Half-time beckoned but there remained time for Dann to receive a yellow card for fouling Patrick van Aanholt and for Kaboul with his head in his hands after heading Khazri’s free-kick over the bar from close range.
Evidently on a high after scoring – albeit with more than a little help from Dann – his first goal for Sunderland since arriving on loan from Trabzonsporin January, N’Doye emerged for the second half wreathed in smiles. With three of his six Premier League goals having come against Palace – the other two were for Hull – the forward clearly likes playing the south Londoners.
Dann will harbour contrasting emotions about Sunderland. Coincidentally, it had been his extraordinary, uncharacteristic slip which had gifted Defoe the Wearsiders’ winner in a 1-0 away League victory at Selhurst Park last November.
Back then all the talk was of Palace gate-crashing football’s European party and Pardew quite possibly succeeding Roy Hodgson as England manager. Four months on the Championship rather than the Champions League is preying on the minds of south Londoners.
Several of Pardew’s team looked distinctly, and increasingly, fed up. Or at least they did until Connor Wickham jogged the memories of his former public with two swift goals. The centre forward – less than prolific during his days on this patch – has been little lamented since his £9m move to Palace last summer but here Wickham suddenly sprang to life, demonstrating precisely why Pardew paid so much for him.
First Zaha and Bolasie combined smartly to undo Kaboul and company before Wickham unleashed a superb shot which, aided by a slight deflection off Yedlin, flew beyond Mannone.

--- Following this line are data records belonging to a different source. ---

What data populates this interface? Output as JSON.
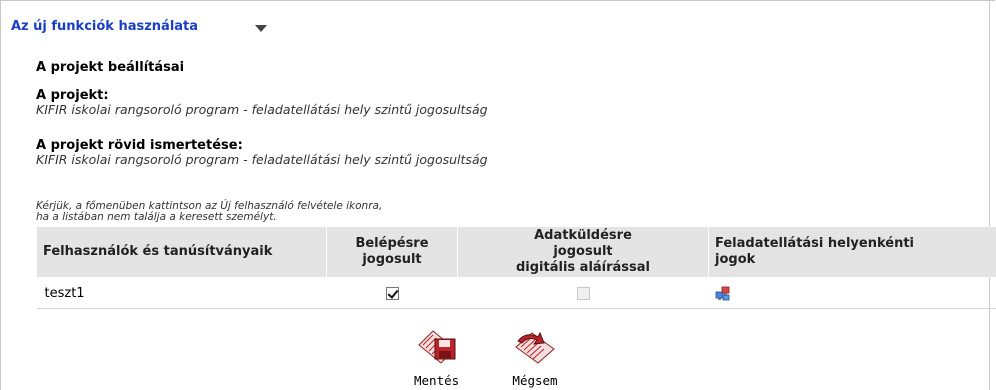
{
  "section": {
    "title": "Az új funkciók használata"
  },
  "settings": {
    "heading": "A projekt beállításai",
    "project_label": "A projekt:",
    "project_value": "KIFIR iskolai rangsoroló program - feladatellátási hely szintű jogosultság",
    "description_label": "A projekt rövid ismertetése:",
    "description_value": "KIFIR iskolai rangsoroló program - feladatellátási hely szintű jogosultság"
  },
  "hint": {
    "line1": "Kérjük, a főmenüben kattintson az Új felhasználó felvétele ikonra,",
    "line2": "ha a listában nem találja a keresett személyt."
  },
  "table": {
    "columns": [
      "Felhasználók és tanúsítványaik",
      "Belépésre jogosult",
      "Adatküldésre jogosult digitális aláírással",
      "Feladatellátási helyenkénti jogok"
    ],
    "col_lines": {
      "c1a": "Belépésre",
      "c1b": "jogosult",
      "c2a": "Adatküldésre",
      "c2b": "jogosult",
      "c2c": "digitális aláírással",
      "c3a": "Feladatellátási helyenkénti",
      "c3b": "jogok"
    },
    "rows": [
      {
        "user": "teszt1",
        "login_allowed": true,
        "signing_allowed": false,
        "signing_disabled": true
      }
    ]
  },
  "actions": {
    "save_label": "Mentés",
    "cancel_label": "Mégsem"
  },
  "colors": {
    "link": "#1a3fc4",
    "header_bg": "#e4e4e4",
    "icon_red": "#b8242a"
  }
}
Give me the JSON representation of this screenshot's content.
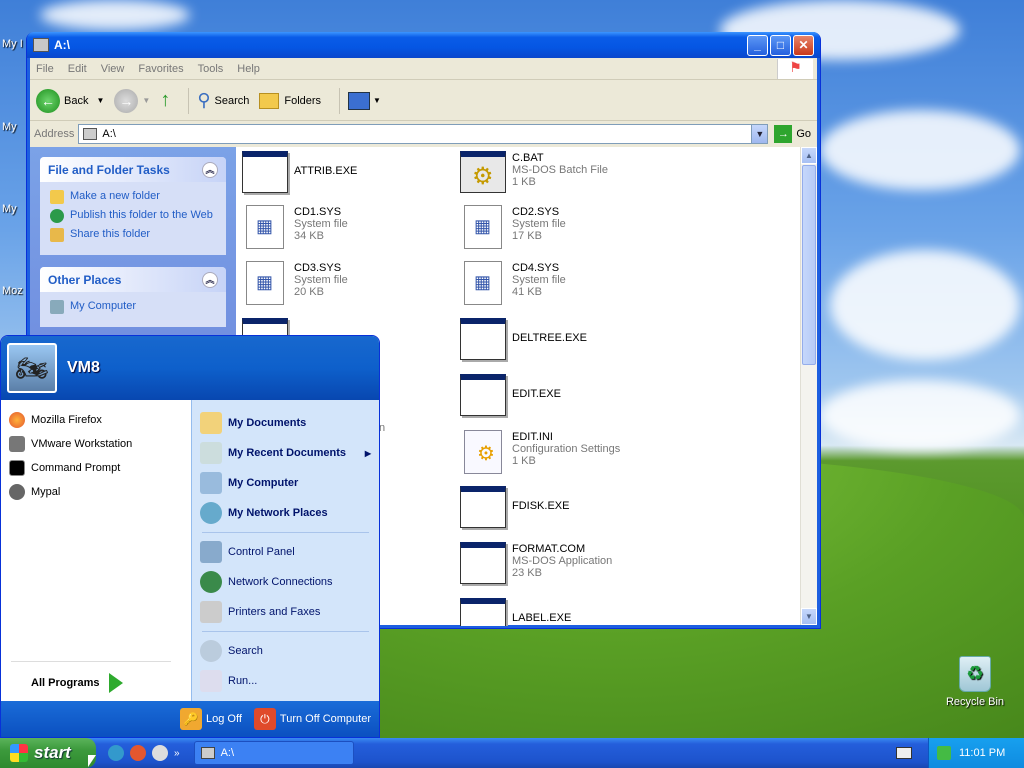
{
  "desktop": {
    "left_labels": [
      "My I",
      "My",
      "My",
      "Moz"
    ],
    "recycle_bin": "Recycle Bin"
  },
  "explorer": {
    "title": "A:\\",
    "menu": [
      "File",
      "Edit",
      "View",
      "Favorites",
      "Tools",
      "Help"
    ],
    "toolbar": {
      "back": "Back",
      "search": "Search",
      "folders": "Folders"
    },
    "address": {
      "label": "Address",
      "value": "A:\\",
      "go": "Go"
    },
    "tasks": {
      "title": "File and Folder Tasks",
      "items": [
        "Make a new folder",
        "Publish this folder to the Web",
        "Share this folder"
      ]
    },
    "other_places": {
      "title": "Other Places",
      "items": [
        "My Computer"
      ]
    },
    "files": [
      {
        "name": "ATTRIB.EXE",
        "type": "",
        "size": ""
      },
      {
        "name": "C.BAT",
        "type": "MS-DOS Batch File",
        "size": "1 KB"
      },
      {
        "name": "CD1.SYS",
        "type": "System file",
        "size": "34 KB"
      },
      {
        "name": "CD2.SYS",
        "type": "System file",
        "size": "17 KB"
      },
      {
        "name": "CD3.SYS",
        "type": "System file",
        "size": "20 KB"
      },
      {
        "name": "CD4.SYS",
        "type": "System file",
        "size": "41 KB"
      },
      {
        "name": "DELTREE.EXE",
        "type": "",
        "size": ""
      },
      {
        "name": "EDIT.EXE",
        "type": "",
        "size": ""
      },
      {
        "name": "EDIT.INI",
        "type": "Configuration Settings",
        "size": "1 KB"
      },
      {
        "name": "FDISK.EXE",
        "type": "",
        "size": ""
      },
      {
        "name": "FORMAT.COM",
        "type": "MS-DOS Application",
        "size": "23 KB"
      },
      {
        "name": "LABEL.EXE",
        "type": "",
        "size": ""
      }
    ],
    "partial_text": "n"
  },
  "start_menu": {
    "user": "VM8",
    "pinned": [
      "Mozilla Firefox",
      "VMware Workstation",
      "Command Prompt",
      "Mypal"
    ],
    "all_programs": "All Programs",
    "right": {
      "my_documents": "My Documents",
      "recent": "My Recent Documents",
      "my_computer": "My Computer",
      "network": "My Network Places",
      "control_panel": "Control Panel",
      "net_conn": "Network Connections",
      "printers": "Printers and Faxes",
      "search": "Search",
      "run": "Run..."
    },
    "log_off": "Log Off",
    "turn_off": "Turn Off Computer"
  },
  "taskbar": {
    "start": "start",
    "task": "A:\\",
    "clock": "11:01 PM"
  }
}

The silenced home crowd had merely witnessed the warm up act. Wickham’s next party trick saw him extend his left foot and volley his side’s second goal after Cabaye’s corner and Dann’s headed flick sent the ball bouncing into his path.
By the 90th minute Pardew looked poised to celebrate when, out of nothing, Borini – only playing when an eye injury forced substitute Lee Cattermole to be replaced – unleashed an apparently unfeasible shot from the most awkward of angles.
As it flew past Hennessey, hope flickered, faintly and tantalisingly, on Sunderland’s horizon.